He might as well ask the question, for a sound that resembled no ordinary, no human sound, came from her lips. He went on:
"Why were you not frank and honest with me, Dora?—why did you not await my return, and tell me?—why did you not trust me? Do you know what I should have done if you had so trusted me? I should have said that my proposition to you had been made under a great mistake, not knowing your true name; and I should have released you then and them from all ties that bound you to me."
She saw her mistake then; saw what short-sighted, miserable policy hers had been; but it was all too late.
"Surely," he continued, "you had lived with me long enough to know that I had some semblance of a gentleman, some faint notions of honor. There is no need to sneer, my lady; men do not reckon honor when they deal with what you were then."
"I know it," she cried, with sudden bitterness, in a voice that had no resemblance to her own.
"Why did you not trust me! I cannot—I shall never forgive you for the way in which you deserted me.
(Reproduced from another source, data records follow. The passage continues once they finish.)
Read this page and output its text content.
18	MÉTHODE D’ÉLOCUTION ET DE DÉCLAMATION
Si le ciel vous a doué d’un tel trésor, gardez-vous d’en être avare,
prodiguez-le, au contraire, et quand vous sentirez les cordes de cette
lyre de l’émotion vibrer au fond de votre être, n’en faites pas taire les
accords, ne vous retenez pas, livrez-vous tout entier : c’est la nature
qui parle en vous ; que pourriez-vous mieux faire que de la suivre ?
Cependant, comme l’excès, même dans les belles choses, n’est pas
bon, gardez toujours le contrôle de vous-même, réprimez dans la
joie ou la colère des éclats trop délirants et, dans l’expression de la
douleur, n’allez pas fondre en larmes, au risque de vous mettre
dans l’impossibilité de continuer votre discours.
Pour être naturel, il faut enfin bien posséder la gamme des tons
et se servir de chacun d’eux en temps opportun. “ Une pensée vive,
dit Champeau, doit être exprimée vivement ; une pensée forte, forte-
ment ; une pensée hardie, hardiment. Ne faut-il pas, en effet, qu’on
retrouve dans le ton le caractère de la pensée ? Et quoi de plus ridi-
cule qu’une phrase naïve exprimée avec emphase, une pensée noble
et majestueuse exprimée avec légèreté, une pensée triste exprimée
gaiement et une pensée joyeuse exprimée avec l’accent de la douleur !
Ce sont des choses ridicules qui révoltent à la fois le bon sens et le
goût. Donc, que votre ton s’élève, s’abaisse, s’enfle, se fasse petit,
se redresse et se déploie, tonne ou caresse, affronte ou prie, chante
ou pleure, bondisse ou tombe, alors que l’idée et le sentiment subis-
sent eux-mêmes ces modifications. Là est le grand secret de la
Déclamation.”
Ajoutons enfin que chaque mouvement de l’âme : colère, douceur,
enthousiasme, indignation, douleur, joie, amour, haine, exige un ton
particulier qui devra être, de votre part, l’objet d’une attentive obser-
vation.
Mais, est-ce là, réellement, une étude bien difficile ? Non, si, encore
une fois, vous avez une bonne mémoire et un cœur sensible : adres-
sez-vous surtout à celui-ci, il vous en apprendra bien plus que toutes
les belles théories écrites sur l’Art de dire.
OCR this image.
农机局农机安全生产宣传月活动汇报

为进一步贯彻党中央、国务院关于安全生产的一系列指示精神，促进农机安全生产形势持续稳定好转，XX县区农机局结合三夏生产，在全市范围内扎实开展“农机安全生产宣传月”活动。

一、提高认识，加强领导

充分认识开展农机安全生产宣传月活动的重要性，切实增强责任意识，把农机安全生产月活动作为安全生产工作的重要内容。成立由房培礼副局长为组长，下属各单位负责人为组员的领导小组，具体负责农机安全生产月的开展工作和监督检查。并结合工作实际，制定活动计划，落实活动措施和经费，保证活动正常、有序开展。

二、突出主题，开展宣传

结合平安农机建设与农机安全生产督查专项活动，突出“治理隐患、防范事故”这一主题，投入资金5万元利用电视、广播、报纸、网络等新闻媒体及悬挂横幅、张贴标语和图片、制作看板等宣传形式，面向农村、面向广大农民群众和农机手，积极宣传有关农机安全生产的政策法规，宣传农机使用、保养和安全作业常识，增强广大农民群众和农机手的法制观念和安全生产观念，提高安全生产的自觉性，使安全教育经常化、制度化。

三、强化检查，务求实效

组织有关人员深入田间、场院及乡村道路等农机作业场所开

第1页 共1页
Had you left me one line—only one line—telling me your true parents had claimed you, Doris, it would have saved all this."
"I had not time."
"Because you did not wish to make it. Even suppose that, to avoid detection, you had hurried from Florence, you might surely have sent me a line from England; even if you could not trust me with your name and address, you might have done that."
"I see it now. I might, nay, I should have done it. Will that admission satisfy you?"
"There is nothing in it to satisfy me," he said, angrily; "you had no right to desert me as you did, to treat me as you did—none in the world. Do you know what you cost me? Do you know that I went mad over losing you? that I searched for you day after day, month after month, hating my life itself because you no longer formed part of it! Do you know that the loss of you changed me from a good-tempered man into a fiend?—can you realize that, Lady Doris Studleigh?"